Disclaimer: Mass Effect is the property of Bioware, Microsoft Game Studios, and Electronic Arts. I am none of these, and as such make no money from this venture.


Once in time to hold her twice
That maiden carved of glass
To push hot blood to her heart of ice
And reach through feeble paradise
As the ashes fall en masse
Her voice a whisper where she spoke
A murderer made of brass
Formless in the heady smoke
His star burns bright at last


When he first heard the news that Shepard had died, the galaxy froze solid. It stretched out until, spun of shimmering, delicate glass, it shattered. He felt each tiny shard as they pierced his heart, melting in and through the organ until he could no longer tell flesh from ragged splinter and he could never hope to hold it all together again.

Spectre training was a joke after that. He tried to find it in him to care, but everything seemed so meaningless. Empty. He still went through the motions, but that jagged hole in his chest consumed him and he let it. Oh, did he let it. The blood dripped from his fringe and the grit filled his eyes until he wasn't sure what kept his limbs moving and his joints from locking up with rust.

He applied for leave to see his ailing mother, though he was under no delusions the brass was unaware of his true reasons. He could smell his father's touch in the granted request and even the overwhelming, acrid stench of the ships in their docks could do nothing to drown it out. He couldn't find it in him to care. That none of those imperfect, gaudy girls resting in their bays could hold a candle to the beautiful curves of the Normandy - Spirits preserve each scattered, haunted piece - only hollowed him out further. Resolutely he pushed it aside, painting his face one last time with love for the only one left in the unfeeling galaxy to return his regard.

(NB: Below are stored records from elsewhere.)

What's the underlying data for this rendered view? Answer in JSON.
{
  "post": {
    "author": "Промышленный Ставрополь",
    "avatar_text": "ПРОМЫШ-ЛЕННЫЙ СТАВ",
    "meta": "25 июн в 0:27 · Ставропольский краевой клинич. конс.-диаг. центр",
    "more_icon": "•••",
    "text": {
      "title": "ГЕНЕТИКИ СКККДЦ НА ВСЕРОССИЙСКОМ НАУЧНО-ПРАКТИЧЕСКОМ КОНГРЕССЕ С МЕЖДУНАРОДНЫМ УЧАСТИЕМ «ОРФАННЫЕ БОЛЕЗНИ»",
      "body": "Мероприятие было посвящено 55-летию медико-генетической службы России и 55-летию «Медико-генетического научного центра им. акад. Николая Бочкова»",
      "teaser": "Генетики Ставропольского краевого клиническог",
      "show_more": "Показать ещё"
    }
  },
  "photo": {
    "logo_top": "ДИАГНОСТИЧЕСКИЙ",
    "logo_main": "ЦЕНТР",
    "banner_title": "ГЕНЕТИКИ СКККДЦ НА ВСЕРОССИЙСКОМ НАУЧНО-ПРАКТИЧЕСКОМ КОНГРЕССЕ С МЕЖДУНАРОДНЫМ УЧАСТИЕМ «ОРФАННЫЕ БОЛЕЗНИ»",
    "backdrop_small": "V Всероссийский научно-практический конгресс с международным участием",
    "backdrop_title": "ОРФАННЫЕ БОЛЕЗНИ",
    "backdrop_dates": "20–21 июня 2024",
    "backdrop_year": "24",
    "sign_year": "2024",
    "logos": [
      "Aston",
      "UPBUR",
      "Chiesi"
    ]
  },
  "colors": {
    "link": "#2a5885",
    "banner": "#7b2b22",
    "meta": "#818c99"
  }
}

His mother understood him without words, only beckoning him closer to her side. Silently she reached into him, grabbed hold of the shape of his pain, and moulded it into something workable. Something that could - not beat exactly - but keep enough time for one last march. She peeled him apart with looks and rebuilt him with sighs until the skeleton he relied upon moved once more like a well-oiled automaton.

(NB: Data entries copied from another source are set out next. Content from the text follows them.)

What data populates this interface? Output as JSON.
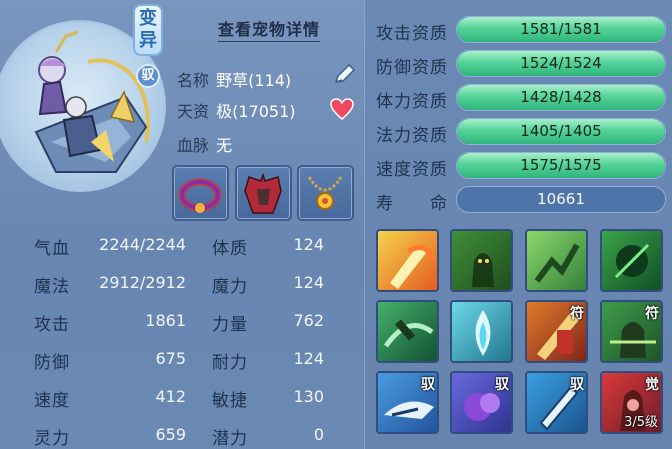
{
  "pet": {
    "badge_mutant": "变异",
    "badge_ride": "驭",
    "detail_link": "查看宠物详情",
    "name_label": "名称",
    "name_value": "野草(114)",
    "talent_label": "天资",
    "talent_value": "极(17051)",
    "blood_label": "血脉",
    "blood_value": "无"
  },
  "equipment": [
    {
      "name": "collar-item"
    },
    {
      "name": "armor-item"
    },
    {
      "name": "necklace-item"
    }
  ],
  "stats": [
    {
      "label": "气血",
      "value": "2244/2244",
      "label2": "体质",
      "value2": "124"
    },
    {
      "label": "魔法",
      "value": "2912/2912",
      "label2": "魔力",
      "value2": "124"
    },
    {
      "label": "攻击",
      "value": "1861",
      "label2": "力量",
      "value2": "762"
    },
    {
      "label": "防御",
      "value": "675",
      "label2": "耐力",
      "value2": "124"
    },
    {
      "label": "速度",
      "value": "412",
      "label2": "敏捷",
      "value2": "130"
    },
    {
      "label": "灵力",
      "value": "659",
      "label2": "潜力",
      "value2": "0"
    }
  ],
  "aptitudes": [
    {
      "label": "攻击资质",
      "text": "1581/1581",
      "fraction": 1.0
    },
    {
      "label": "防御资质",
      "text": "1524/1524",
      "fraction": 1.0
    },
    {
      "label": "体力资质",
      "text": "1428/1428",
      "fraction": 1.0
    },
    {
      "label": "法力资质",
      "text": "1405/1405",
      "fraction": 1.0
    },
    {
      "label": "速度资质",
      "text": "1575/1575",
      "fraction": 1.0
    }
  ],
  "lifespan": {
    "label": "寿　　命",
    "value": "10661"
  },
  "skills": [
    {
      "name": "fire-sword-skill",
      "tag": ""
    },
    {
      "name": "green-demon-skill",
      "tag": ""
    },
    {
      "name": "stealth-skill",
      "tag": ""
    },
    {
      "name": "green-beast-skill",
      "tag": ""
    },
    {
      "name": "whirlwind-skill",
      "tag": ""
    },
    {
      "name": "spirit-flame-skill",
      "tag": ""
    },
    {
      "name": "talisman-skill",
      "tag": "符"
    },
    {
      "name": "talisman-warrior-skill",
      "tag": "符"
    },
    {
      "name": "ride-wing-skill",
      "tag": "驭"
    },
    {
      "name": "ride-fist-skill",
      "tag": "驭"
    },
    {
      "name": "ride-blade-skill",
      "tag": "驭"
    },
    {
      "name": "awaken-skill",
      "tag": "觉",
      "level": "3/5级"
    }
  ],
  "colors": {
    "bar_fill": "#3fc486",
    "bg": "#6c8bb4"
  }
}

"I wish you could have met her."

She smiled softly, twining the last brassy strands of his veins through his fingers. He stroked her cheek gently with the backs of his talons before bending to touch his mandible to hers.

"My son," she murmured, stopping him from pulling away with the faintest of breaths. "The stars may have died, but there is still fire inside us. If we allow it to burn," she trailed off with a rasping cough and he retreated for the last time, closing his eyes tightly against the scorched earth of her sickness.

"I'll see you in the ashes and smoke, mother."

Turning away sharply, he stalked from the room, ignoring the questions stared after him. Plates set in harsh lines, full of tectonic purpose, he left his childhood home without glancing back. His father may disapprove and his sister might never forgive him, but he couldn't find it in him to do more than note these things peripherally.

He'd never been a good turian before, so why start now?

When he finally stepped from the shuttle onto the last gritty beach he would ever see, the glass of his heart met the ash on his tongue and he breathed in the smoke like a drug. Shepard may have ended in the cold embrace of the Void but Garrus would end in the fiery grasp of Omega. Separate yet together, as they'd always been and ever would be again.